Is salt(*NaCl) a spice?

A spice is of vegetable origin used as a seasoning. Salt is a seasoning when its on the dining table.

Now before you all say who gives a shit?..would any of you tell me if salt in general usage is called a spice?

No. It is a seasoning and a preservative, not a spice.

My dictionary also cites: Something that gives zest or relish.

So, while salt is not a spice in the sense that it is derived from vegetable origin, it is a spice nonetheless.

I would call salt THE spice.

Even though little girls are made of sugar and spice…I would think sugar whose source is of vegetable origin, cane or beets, certainly adds zest and/or seasoning.

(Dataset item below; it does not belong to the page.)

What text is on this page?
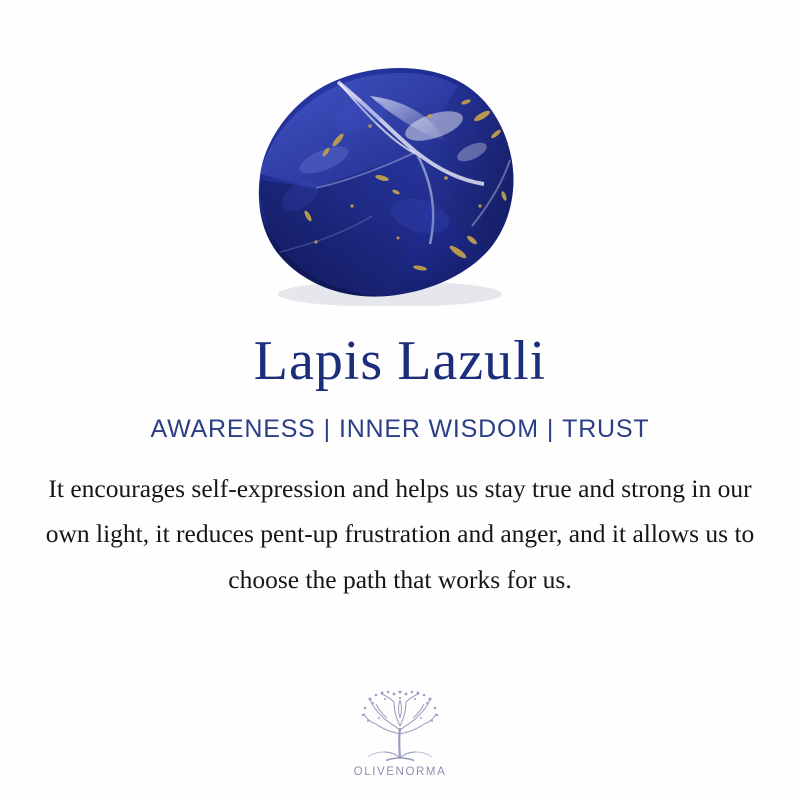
Lapis Lazuli
AWARENESS | INNER WISDOM | TRUST
It encourages self-expression and helps us stay true and strong in our own light, it reduces pent-up frustration and anger, and it allows us to choose the path that works for us.
OLIVENORMA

So I think it would be a spice…and little girls are just made from spice??

No, no…that’s melange…

I’m pretty sure Col. Sanders considered it one of his “11 herbs and spices.” Maybe three or four.

Regarding the origin of the product name “Spam”: It’s a combination name of “Spice” and “Ham.” The spice? NaCl.

So Hormel thinks it’s a spice.

I say no.

A spice is a flavoring agent (for lack of a better term) derived from plant roots, seeds, fruits, or anything else that is not leaves. If it is from a leaf, then it’s an herb.

Salt is a rock, therefore not a spice, but a seasoning. Sometimes black pepper gets lumped in as a seasoning as well, since adding pepper is often added with salt in a seperate process from adding the spices, and because it sits with salt as the two seasonings on the table.

In common parlance, at least, it’s a spice - no one can say that English is logical.

While it doesn’t address the OP directly, it just seems like we ought to add a link to the Master’s Words. Er, by implication, Uncle Cecil agrees that it’s a spice.

You must have missed this parenthetical remark in paragraph 3:

Your link to the Perfect Master is of course valuable evidence. But in view of ftg’s post, I’d expected the column to be the one on Spam. To wit:

It is, of course, obvious that Cecil cannot contradict himself; that is a tenet of Cecilianism. But one hopes that he would deign to clarify the apparent paradox in his two responses regarding the putative spiceness of salt.

The Spice is the Worm and the Worm is the Spice!